It was close upon noon when the first line was made fast between the cliff and the broken foremast of the wreck. The wind had slackened and the seas fallen in a marked degree by this time. Looking down from the cliff the men of Chance Along could see the slanted deck, cleared of all superstructures and bulwarks, the stumps of spars with only the foremast intact to the cross-trees and a tangle of rigging, yards, canvas and tackle awash against the face of the cliff. Something—a swathed human figure, perhaps—was lashed in the fore-top.
The skipper was the first to venture a passage from the edge of the cliff to the foremast. He made it with several life-lines around his waist. He reached the bundle lashed to the cross-trees and, clinging with hands and feet, looked into the face of an unconscious but living woman. So he hung for a long half-minute, staring. Then, hoisting himself up to a more secure position, he pulled a flask of brandy from his pocket.
So Black Dennis Nolan brought back to consciousness the person who was to be the undoing of his great plans!

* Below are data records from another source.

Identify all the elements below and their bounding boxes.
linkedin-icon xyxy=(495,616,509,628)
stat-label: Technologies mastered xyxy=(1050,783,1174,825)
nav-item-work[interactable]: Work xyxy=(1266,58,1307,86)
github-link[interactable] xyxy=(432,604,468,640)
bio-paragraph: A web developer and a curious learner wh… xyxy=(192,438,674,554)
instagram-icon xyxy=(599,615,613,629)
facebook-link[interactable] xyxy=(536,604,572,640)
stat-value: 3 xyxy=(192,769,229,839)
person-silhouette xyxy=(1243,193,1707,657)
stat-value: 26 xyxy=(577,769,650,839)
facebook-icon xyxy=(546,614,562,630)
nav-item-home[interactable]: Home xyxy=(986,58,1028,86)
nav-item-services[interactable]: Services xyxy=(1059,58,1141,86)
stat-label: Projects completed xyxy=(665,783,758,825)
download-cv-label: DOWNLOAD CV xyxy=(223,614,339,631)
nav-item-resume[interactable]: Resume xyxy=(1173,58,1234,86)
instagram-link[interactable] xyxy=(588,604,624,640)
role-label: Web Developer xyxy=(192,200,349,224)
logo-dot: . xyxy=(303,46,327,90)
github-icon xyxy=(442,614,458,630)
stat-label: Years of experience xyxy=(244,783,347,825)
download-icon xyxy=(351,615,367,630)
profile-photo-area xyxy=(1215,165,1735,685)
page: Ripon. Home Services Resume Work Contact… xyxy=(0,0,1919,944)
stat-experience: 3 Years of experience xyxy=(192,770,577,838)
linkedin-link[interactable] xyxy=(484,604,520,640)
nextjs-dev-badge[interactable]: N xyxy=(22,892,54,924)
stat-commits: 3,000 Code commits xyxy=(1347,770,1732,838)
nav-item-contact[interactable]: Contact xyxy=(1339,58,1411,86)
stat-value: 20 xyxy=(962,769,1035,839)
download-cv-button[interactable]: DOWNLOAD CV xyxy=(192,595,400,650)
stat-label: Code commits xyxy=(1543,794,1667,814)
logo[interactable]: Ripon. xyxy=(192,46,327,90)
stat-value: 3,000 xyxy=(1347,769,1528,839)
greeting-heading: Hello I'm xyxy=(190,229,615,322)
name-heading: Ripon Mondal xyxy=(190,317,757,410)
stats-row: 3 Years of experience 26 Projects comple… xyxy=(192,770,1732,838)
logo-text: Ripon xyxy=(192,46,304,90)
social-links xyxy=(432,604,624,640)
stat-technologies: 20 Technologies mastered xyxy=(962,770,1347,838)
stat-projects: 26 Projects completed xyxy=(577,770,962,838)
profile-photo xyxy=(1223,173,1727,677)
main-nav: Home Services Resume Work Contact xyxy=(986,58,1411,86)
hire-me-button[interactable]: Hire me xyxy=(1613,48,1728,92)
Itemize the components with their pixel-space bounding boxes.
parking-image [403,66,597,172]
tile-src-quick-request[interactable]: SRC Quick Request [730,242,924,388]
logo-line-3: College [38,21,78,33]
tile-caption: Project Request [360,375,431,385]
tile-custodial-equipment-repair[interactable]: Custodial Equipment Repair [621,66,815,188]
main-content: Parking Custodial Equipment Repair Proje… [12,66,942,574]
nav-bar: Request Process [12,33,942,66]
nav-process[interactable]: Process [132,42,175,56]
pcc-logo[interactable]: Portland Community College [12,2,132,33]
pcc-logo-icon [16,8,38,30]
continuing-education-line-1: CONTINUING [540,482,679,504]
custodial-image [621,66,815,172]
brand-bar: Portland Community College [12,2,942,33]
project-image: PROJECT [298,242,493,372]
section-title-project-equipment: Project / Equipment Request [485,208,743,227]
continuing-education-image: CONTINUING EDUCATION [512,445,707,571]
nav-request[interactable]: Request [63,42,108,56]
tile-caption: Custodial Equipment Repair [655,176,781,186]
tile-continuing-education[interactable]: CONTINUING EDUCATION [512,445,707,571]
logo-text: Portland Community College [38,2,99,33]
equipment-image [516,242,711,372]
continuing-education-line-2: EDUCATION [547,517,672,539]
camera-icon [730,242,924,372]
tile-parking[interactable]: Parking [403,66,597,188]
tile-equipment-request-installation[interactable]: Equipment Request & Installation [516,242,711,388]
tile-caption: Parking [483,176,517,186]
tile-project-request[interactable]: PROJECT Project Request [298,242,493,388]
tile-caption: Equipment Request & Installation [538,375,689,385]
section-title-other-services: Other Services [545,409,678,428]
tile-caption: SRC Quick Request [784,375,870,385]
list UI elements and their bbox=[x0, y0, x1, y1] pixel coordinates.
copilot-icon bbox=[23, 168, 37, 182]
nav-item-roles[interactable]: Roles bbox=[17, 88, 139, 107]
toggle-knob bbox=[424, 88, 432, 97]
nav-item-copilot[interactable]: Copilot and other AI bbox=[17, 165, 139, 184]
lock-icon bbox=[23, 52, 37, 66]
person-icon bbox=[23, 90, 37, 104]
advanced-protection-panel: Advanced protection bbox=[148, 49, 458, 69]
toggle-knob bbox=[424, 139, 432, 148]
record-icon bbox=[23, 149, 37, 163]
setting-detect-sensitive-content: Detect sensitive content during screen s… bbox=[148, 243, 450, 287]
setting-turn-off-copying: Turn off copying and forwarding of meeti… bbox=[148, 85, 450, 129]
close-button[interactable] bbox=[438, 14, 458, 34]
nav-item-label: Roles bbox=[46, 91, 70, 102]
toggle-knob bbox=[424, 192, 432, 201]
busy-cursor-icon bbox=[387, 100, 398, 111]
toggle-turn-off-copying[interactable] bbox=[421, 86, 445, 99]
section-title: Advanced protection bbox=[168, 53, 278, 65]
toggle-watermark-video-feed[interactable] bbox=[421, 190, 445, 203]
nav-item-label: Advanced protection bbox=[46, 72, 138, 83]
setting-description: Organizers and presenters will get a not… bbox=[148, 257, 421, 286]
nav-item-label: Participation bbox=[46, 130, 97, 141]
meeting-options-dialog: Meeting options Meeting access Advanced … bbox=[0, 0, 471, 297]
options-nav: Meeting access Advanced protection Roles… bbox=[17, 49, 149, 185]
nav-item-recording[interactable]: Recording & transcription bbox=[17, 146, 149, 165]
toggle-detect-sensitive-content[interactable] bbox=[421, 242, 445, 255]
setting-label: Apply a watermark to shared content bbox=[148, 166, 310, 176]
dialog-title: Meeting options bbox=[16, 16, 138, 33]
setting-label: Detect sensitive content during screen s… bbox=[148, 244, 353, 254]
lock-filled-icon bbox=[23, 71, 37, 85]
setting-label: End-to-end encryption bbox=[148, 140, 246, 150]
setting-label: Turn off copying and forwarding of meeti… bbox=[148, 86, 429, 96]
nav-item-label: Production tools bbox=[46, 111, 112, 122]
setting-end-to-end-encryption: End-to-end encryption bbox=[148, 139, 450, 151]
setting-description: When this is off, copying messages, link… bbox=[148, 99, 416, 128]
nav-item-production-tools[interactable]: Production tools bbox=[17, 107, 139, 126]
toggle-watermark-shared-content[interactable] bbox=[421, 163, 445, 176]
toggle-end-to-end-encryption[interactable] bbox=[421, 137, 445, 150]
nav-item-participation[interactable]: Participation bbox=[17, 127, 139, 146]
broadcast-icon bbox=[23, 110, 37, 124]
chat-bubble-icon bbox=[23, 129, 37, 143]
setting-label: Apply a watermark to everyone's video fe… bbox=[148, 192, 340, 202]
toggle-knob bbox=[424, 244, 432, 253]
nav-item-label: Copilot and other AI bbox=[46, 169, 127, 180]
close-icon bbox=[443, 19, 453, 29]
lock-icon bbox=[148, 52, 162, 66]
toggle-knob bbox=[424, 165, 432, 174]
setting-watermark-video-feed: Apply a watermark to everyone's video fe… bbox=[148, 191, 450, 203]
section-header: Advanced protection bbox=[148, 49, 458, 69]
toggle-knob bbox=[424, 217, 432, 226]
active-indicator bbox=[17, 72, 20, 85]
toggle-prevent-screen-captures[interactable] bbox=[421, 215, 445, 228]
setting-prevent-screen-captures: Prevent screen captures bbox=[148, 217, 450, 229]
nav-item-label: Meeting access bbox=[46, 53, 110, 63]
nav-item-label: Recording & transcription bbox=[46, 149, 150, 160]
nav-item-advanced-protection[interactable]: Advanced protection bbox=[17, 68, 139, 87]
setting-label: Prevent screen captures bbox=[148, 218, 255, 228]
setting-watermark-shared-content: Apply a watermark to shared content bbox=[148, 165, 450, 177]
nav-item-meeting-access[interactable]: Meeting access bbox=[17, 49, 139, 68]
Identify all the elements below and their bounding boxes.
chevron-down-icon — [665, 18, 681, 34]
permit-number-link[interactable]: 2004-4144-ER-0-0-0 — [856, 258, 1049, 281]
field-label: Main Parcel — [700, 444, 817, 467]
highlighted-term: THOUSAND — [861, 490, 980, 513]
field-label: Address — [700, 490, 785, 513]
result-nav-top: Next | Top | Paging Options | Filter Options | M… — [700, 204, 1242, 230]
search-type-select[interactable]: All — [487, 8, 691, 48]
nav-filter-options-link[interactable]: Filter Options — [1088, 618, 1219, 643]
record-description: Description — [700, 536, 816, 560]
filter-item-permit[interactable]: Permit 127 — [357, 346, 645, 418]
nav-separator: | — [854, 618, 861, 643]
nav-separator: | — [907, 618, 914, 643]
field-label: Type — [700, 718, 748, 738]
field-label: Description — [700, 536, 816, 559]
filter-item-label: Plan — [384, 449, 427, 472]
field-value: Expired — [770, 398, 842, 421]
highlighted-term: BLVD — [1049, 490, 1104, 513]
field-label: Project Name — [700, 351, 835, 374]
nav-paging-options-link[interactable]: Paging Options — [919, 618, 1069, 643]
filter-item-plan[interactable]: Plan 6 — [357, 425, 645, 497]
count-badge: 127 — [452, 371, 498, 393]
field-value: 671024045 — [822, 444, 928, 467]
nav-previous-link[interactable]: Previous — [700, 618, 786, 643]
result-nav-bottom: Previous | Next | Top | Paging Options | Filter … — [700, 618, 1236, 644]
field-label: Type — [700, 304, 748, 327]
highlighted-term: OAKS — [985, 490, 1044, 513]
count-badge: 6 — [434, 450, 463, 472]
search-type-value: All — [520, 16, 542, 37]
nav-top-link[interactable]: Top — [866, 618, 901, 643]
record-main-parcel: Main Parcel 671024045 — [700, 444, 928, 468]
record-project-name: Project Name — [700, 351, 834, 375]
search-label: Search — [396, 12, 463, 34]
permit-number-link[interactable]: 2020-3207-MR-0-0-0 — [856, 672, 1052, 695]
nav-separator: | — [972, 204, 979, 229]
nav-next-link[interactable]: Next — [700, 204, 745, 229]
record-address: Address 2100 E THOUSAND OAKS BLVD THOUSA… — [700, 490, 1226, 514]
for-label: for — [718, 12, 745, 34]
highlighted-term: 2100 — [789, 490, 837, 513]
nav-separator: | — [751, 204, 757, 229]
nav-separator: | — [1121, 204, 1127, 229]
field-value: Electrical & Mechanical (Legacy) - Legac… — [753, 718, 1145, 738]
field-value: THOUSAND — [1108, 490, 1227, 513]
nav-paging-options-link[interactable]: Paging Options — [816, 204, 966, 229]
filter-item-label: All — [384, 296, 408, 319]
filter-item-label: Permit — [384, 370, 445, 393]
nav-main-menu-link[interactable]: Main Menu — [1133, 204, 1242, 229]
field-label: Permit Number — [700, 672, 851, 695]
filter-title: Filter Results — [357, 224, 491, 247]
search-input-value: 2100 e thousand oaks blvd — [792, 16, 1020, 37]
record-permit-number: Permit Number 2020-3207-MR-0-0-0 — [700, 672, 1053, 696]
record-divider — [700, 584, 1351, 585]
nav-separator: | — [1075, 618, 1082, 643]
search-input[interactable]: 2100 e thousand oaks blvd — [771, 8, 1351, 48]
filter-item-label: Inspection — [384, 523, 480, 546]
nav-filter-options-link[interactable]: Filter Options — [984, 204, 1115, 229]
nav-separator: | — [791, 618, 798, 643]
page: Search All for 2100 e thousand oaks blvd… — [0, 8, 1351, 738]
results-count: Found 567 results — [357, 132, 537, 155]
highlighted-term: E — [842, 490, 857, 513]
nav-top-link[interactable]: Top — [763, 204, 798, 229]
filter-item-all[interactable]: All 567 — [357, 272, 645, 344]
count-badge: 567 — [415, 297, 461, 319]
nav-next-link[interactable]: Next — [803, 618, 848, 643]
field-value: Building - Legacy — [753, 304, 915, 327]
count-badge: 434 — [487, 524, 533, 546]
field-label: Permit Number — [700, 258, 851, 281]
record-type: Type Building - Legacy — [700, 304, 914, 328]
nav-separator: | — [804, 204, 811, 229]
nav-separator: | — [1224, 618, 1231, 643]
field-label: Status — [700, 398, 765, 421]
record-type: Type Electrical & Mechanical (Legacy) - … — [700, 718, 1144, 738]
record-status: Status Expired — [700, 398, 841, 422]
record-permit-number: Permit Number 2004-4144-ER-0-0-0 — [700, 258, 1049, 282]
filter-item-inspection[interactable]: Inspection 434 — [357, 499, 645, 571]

THE GIRL FROM THE CROSS-TREES
Clinging to the cross-trees, with the winter seas smoking over the slanted deck beneath him and the whole wrenched fabric of the ship quaking at every sloshing blow, Black Dennis Nolan pressed the mouth of the flask to the girl’s colorless lips. A lurch of the hull sent the brandy streaming over her face; but in a second and better-timed attempt he succeeded in forcing a little of it between her teeth. He pulled the glove from her left hand—a glove of brown leather lined with gray fur and sodden with water—and rubbed the icy palm and wrist with the liquor. There were several rings on the fingers; but he scarcely noticed them. He thought of nothing but the girl herself. Never before had he seen or dreamed of such a face as hers, and a breathless desire possessed him to see her eyes unveiled. He worked feverishly, heedless of the yeasting seas beneath, of the wind that worried at him as if it would tear him from his leaping perch, of the wealth of cargo under the reeking deck and the men of Chance Along on the edge of the cliff. He returned the glove to the left hand with fumbling fingers, stripped the other hand and rubbed it with brandy. After finishing with this and regloving it he glanced again at the girl’s face. The wet lashes stirred, the pale lids fluttered and blinked wide and two wonderful eyes gazed up at him. The eyes were clear yet with cross-lights at their depths, like the water of a still pool floored with sand and touched with the first level gleams of sunrise. They were sea-eyes—sea-gray, sea-blue, with a hint even of sea-green. Never before had the master of Chance Along seen or dreamed of such eyes.
The skipper was strangely and deeply stirred by the clear, inquiring regard of those eyes; but, despite his dreams and ambitions, he was an eminently practical young man. He extended the flask and held it to her lips with a trembling hand.